Reagan, a man affectionately dubbed the Great Communicator by his supporters, was excruciatingly, unjustifiably silent about HIV and AIDS. Defenders of the Reagan legacy like to argue that his domestic policy advisers downplayed AIDS to such a degree that the former president never developed a sense of urgency. To accept this, you would also have to believe that Reagan never watched television or picked up a newspaper. The media -- print and television, including the first 24-hour news network, CNN -- were all over AIDS in the 1980s. Histrionic televangelists like Pat Robertson and Rev. Jerry Falwell seized any opportunity to articulate and promote the idea that AIDS was God's wrath upon homosexuals.
Even as the highly publicized illness and subsequent 1985 death of Rock Hudson made headlines and sent a shiver down Hollywood's spine, Reagan remained inexplicably quiet. His friend and colleague, beloved actor and White House state dinner guest, was dead from AIDS. No public comment. What was that about? Indifference?
Had he chosen to speak up after Hudson's death, the world would have listened. Ronald Reagan, the man who confidently parlayed Hollywood stardom into a successful political career, could not have had a more compelling opportunity to open his mouth.
Some carefully chosen words might have squelched the homophobic rhetoric of the day. Some genuine leadership might have generated compassion to counter growing hostility and hysteria about AIDS in America. How profoundly different our world might be today if Reagan had pointed to one insufferable preacher and bellowed, "Rev. Falwell, you sanctimonious turd, sit down and shut up!"

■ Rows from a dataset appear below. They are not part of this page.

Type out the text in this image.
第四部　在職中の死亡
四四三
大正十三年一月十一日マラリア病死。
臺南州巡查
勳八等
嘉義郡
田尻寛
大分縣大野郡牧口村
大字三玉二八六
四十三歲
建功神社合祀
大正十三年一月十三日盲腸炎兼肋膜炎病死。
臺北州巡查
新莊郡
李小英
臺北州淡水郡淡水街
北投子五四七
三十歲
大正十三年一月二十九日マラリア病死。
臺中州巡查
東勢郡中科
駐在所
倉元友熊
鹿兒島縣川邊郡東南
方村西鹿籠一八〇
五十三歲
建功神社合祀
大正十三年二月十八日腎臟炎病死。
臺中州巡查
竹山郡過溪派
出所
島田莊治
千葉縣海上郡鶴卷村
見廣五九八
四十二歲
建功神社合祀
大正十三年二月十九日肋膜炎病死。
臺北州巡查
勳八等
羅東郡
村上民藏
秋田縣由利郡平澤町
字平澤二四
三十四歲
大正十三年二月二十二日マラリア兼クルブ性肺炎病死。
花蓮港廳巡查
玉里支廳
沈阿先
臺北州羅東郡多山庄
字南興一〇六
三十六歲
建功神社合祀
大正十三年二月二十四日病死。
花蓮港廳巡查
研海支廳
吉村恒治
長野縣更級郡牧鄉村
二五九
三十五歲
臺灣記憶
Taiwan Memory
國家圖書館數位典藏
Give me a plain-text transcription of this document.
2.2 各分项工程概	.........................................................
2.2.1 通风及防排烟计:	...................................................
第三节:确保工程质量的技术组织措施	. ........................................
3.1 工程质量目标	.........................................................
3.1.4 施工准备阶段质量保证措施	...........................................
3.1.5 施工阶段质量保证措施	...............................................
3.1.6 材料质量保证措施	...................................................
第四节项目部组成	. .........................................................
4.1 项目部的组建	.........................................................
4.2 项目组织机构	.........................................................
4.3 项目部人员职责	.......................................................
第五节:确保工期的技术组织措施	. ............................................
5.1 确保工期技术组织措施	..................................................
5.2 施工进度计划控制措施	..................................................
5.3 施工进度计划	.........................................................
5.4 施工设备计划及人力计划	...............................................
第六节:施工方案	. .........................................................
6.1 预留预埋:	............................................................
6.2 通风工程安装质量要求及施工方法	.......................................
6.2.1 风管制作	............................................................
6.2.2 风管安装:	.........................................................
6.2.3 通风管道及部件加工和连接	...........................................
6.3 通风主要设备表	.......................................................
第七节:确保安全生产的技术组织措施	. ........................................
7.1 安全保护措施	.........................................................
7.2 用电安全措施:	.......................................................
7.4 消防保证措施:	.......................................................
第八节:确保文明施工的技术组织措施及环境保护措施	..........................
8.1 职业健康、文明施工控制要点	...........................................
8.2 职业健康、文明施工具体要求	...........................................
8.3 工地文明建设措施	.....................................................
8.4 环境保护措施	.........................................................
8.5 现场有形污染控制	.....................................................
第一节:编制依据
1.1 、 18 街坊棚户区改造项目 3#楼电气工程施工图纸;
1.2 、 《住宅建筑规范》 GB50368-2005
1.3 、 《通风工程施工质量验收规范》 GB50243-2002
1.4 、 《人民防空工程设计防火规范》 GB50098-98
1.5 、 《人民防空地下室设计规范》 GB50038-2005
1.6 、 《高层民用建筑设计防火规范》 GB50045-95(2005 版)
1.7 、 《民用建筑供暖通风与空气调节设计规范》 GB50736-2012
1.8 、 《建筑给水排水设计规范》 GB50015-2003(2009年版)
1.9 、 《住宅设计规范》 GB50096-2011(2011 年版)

Or what if this man, this piece of all-American craftsmanship, had simply offered an affirmation of plainspoken optimism about AIDS? What if he'd just told us he cared about the lives of the people infected or affected by the virus? In eulogizing the former president, the current occupant of the White House, George W. Bush, told us Ronald Reagan "believed that the gentleman always does the kindest thing." All the recent glorification of his presidency cannot eclipse the fact that when it came to AIDS, Ronald Reagan did not show the world his humanity.”*
It was at this point, in late July 1985,that Hudson publicly announced he had been diagnosed with AIDS. There was a huge outpouring of support, but for the most part, I think it really just f-ed with people’s conception of of AIDS and of homosexuality.
Hudson’s announcement gave AIDS a public (and sympathetic) face, and was one of several moments in the 1980s that helped de-stigmatize the disease and those who suffered from it. It also gave a public face to homosexuality, one that was not stereotypical or the butt of a joke. These were enormous revelations, and their effects are still felt today.